John Fund's most recent "One the Trail" column provides some great insight into how New York Governor Spitzer's current plan to issue driver's licenses to illegal aliens is an open door to voter fraud. Aside from the fact that all states are required by the "motor voter" law to allow all license applicants to register to vote, the state of New York is also removing various obstacles like a citizenship check-box from the registration form, removing of a stamp that says "temporary visitor" and presents a visa expiration date, as well as removing a ban that prevents people from receiving a license without a social security number. One can see why members of the New York General Assembly are suing the Governor for such an audacious law. What's even more interesting is what the column has to say about Senator Clinton's foray into the field of photo identification. Here's a look:
After reading this piece by John Fund, I'm not surprised that Senator Clinton went into triangulation mode when Tim Russert tried to pin her down with a serious question about issuing licenses to illegal immigrants.
Despite her muddled comments this week, there's no doubt where Mrs.
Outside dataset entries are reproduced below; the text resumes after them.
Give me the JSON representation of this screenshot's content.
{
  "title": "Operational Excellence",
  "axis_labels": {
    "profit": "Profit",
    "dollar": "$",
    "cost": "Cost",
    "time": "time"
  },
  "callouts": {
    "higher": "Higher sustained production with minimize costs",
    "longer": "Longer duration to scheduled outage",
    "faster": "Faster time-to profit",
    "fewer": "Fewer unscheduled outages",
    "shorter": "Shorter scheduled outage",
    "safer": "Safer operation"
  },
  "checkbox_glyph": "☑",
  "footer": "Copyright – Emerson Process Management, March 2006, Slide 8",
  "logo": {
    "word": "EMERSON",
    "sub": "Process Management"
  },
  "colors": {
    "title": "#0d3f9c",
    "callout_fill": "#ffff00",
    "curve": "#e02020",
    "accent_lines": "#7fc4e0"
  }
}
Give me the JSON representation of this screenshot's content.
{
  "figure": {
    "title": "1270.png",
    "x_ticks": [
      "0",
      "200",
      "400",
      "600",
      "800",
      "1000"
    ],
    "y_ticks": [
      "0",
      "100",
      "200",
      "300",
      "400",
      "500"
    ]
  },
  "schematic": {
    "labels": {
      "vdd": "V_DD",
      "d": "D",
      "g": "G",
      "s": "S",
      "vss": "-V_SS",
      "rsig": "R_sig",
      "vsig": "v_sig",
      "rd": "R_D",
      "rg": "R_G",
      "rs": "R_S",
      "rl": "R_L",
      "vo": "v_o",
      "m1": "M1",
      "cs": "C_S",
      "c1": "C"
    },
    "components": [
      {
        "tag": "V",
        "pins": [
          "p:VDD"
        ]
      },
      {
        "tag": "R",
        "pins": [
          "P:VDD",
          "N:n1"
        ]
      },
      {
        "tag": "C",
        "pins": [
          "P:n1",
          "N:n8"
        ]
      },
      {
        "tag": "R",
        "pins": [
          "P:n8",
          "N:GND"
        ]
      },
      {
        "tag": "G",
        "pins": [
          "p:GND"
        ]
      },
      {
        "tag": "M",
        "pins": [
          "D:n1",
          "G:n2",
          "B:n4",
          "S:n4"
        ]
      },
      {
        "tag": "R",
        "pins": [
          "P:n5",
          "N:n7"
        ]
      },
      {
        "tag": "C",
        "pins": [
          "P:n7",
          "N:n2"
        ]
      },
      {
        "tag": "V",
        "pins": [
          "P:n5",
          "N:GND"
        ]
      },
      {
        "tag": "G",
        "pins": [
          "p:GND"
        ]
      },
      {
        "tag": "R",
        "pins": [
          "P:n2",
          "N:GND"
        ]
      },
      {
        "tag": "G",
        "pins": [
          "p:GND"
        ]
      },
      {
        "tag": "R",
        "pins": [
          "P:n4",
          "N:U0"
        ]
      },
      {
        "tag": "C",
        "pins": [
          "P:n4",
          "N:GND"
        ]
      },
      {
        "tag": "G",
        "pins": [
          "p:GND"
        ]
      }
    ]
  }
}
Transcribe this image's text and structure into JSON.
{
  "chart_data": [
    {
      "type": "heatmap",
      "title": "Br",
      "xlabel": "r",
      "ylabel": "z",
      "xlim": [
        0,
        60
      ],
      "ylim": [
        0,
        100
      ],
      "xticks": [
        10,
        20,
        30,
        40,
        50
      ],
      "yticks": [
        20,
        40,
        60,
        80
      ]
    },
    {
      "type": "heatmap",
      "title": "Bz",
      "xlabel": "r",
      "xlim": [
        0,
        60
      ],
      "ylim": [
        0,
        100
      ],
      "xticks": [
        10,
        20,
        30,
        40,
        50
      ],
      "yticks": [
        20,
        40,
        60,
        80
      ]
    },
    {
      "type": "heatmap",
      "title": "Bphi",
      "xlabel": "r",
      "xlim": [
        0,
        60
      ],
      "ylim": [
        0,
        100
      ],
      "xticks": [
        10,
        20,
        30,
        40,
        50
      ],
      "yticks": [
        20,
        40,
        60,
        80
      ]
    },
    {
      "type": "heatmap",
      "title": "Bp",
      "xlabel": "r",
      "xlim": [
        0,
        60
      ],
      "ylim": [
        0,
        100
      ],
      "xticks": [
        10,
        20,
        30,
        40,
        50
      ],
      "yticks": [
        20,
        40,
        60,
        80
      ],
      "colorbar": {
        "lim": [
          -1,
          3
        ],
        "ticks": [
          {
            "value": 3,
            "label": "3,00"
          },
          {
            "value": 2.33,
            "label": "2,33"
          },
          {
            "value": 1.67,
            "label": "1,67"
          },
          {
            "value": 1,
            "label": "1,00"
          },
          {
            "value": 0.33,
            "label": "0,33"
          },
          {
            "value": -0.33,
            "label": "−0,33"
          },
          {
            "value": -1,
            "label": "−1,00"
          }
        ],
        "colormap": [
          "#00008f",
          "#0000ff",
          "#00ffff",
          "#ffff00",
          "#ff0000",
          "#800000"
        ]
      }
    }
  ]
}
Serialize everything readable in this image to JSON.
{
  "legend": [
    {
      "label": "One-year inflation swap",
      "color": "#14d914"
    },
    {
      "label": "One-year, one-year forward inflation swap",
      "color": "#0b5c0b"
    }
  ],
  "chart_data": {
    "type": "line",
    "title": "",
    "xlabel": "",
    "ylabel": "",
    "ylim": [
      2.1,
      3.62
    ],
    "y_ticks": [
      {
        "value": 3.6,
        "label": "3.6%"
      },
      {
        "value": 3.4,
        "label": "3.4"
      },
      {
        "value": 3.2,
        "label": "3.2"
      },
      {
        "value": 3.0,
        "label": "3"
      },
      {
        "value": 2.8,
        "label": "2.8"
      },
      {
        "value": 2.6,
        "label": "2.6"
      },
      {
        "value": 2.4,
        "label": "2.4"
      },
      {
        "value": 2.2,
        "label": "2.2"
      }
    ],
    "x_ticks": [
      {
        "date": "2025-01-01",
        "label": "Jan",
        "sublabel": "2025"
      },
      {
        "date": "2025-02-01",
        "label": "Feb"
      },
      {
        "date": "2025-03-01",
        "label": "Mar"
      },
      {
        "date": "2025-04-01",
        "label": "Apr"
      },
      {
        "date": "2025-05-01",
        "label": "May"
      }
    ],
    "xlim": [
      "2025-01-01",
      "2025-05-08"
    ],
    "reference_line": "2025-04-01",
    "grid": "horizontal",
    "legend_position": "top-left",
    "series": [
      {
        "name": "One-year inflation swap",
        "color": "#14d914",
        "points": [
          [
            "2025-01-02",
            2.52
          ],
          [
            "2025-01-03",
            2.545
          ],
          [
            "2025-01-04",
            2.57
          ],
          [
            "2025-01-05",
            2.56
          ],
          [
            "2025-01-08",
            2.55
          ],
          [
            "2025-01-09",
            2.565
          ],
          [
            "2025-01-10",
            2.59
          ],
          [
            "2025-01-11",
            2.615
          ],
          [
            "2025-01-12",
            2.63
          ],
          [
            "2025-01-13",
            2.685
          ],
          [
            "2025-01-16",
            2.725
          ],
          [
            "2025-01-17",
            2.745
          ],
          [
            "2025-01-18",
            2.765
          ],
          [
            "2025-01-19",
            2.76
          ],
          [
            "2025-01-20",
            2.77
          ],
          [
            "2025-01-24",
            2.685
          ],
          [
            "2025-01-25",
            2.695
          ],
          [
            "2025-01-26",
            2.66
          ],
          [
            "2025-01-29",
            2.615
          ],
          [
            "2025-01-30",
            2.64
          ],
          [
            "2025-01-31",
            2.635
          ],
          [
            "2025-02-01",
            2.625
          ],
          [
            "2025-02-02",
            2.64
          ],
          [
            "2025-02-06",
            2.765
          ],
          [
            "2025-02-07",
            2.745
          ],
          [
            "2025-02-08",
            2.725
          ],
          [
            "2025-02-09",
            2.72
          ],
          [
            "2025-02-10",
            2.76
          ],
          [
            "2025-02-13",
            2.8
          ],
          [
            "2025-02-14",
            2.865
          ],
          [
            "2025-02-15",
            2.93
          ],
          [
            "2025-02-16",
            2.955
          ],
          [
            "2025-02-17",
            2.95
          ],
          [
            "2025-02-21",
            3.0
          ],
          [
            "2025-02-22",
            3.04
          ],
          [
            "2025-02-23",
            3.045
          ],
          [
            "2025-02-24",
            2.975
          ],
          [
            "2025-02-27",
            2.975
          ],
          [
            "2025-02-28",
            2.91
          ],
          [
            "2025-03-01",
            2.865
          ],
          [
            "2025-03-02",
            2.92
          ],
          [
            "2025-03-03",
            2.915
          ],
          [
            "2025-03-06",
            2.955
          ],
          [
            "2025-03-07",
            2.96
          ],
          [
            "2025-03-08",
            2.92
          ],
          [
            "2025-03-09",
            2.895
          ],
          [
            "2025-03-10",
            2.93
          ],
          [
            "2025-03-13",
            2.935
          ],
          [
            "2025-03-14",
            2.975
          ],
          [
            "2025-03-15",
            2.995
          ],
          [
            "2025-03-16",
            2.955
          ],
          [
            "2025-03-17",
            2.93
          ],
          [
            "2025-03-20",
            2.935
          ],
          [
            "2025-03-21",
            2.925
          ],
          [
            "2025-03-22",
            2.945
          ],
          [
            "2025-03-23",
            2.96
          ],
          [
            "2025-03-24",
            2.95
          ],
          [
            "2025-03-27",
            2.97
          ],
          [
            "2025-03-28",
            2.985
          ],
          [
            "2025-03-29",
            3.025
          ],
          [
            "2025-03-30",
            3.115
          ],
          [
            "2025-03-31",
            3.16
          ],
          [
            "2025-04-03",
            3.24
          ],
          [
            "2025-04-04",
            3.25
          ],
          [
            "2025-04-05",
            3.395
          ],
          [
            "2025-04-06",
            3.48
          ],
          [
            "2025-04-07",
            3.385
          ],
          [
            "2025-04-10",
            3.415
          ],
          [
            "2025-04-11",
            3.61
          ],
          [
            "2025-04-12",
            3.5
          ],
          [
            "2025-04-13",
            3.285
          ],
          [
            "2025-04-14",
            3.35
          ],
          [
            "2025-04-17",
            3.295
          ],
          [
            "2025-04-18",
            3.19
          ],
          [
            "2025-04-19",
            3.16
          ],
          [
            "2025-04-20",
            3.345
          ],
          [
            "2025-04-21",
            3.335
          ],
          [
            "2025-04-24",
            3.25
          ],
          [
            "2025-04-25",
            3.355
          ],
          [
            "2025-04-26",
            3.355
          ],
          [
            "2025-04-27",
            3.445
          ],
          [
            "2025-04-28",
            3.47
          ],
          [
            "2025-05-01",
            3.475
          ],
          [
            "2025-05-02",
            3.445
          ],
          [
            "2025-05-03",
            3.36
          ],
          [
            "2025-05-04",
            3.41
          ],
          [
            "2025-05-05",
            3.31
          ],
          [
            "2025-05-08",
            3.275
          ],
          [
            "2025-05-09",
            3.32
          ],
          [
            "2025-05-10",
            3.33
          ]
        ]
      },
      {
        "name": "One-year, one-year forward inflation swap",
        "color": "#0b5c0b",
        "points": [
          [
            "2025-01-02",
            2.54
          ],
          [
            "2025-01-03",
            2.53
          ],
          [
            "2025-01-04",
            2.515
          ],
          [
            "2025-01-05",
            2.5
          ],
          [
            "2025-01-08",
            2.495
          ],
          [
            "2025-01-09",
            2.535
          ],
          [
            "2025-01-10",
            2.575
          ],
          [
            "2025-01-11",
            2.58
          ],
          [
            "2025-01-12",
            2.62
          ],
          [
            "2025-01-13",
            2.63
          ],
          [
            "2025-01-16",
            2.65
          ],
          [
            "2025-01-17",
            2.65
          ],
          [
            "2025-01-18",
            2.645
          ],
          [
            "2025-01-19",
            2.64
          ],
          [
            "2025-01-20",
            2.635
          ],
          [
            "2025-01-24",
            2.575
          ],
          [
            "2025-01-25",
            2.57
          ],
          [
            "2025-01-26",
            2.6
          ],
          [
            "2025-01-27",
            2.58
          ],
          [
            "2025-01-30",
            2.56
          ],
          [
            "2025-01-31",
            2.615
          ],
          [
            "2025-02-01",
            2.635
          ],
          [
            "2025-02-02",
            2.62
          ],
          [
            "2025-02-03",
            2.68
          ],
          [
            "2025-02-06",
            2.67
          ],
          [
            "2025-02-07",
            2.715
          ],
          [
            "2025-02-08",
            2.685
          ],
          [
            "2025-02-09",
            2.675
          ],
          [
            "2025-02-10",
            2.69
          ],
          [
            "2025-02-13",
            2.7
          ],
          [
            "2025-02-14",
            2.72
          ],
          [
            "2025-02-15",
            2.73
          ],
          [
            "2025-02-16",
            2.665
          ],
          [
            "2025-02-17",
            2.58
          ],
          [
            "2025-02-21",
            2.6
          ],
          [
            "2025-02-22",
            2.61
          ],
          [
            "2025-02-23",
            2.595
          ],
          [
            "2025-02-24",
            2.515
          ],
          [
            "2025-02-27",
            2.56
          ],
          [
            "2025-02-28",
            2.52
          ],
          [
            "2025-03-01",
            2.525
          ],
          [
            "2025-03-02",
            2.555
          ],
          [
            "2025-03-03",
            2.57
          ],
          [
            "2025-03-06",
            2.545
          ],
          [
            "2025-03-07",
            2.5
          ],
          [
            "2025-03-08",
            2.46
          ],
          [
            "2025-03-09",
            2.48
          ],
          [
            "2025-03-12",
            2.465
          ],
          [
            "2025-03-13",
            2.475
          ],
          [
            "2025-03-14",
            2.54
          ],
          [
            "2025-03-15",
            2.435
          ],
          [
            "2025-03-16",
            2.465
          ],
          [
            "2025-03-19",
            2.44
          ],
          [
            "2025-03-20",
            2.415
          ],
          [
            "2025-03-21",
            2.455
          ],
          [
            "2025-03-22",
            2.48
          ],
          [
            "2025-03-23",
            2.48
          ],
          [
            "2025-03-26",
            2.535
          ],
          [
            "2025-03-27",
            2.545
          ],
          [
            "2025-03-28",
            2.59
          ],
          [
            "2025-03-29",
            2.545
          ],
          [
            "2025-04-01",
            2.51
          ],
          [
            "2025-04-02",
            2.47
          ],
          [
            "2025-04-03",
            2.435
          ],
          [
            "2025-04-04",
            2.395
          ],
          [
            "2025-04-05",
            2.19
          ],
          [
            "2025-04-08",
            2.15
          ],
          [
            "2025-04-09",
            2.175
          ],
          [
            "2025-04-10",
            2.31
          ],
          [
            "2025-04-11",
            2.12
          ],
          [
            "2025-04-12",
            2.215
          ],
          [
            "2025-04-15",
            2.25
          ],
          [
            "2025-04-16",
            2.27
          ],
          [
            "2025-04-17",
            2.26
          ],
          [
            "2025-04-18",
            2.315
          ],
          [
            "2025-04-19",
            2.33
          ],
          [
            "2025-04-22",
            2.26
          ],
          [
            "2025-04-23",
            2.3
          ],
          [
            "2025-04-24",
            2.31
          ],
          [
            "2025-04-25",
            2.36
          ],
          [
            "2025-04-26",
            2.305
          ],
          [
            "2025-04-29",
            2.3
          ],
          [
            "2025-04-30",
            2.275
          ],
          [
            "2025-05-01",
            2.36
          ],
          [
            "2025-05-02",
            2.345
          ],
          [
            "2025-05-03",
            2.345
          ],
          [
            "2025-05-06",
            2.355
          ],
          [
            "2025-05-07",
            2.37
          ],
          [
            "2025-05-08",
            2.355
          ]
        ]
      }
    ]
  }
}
Clinton stands on ballot integrity. She opposes photo ID laws, even though they enjoy over 80% support in the polls. She has also introduced a bill to force every state to offer no-excuse absentee voting as well as Election Day registration -- easy avenues for election chicanery. The bill requires that every state restore voting rights to all criminals who have completed their prison terms, parole or probation.
Pollster Scott Rasmussen notes that Mrs. Clinton is such a polarizing figure that she attracts between 46% and 49% support no matter which Republican candidate she's pitted against -- even libertarian Ron Paul. She knows she may have trouble winning next year. Maybe that's why she's thrown herself in with those who will look the other way as a new electoral majority is formed -- even if that includes non-citizens, felons and those who suddenly cross a state line on Election Day and decide they want to vote someplace new.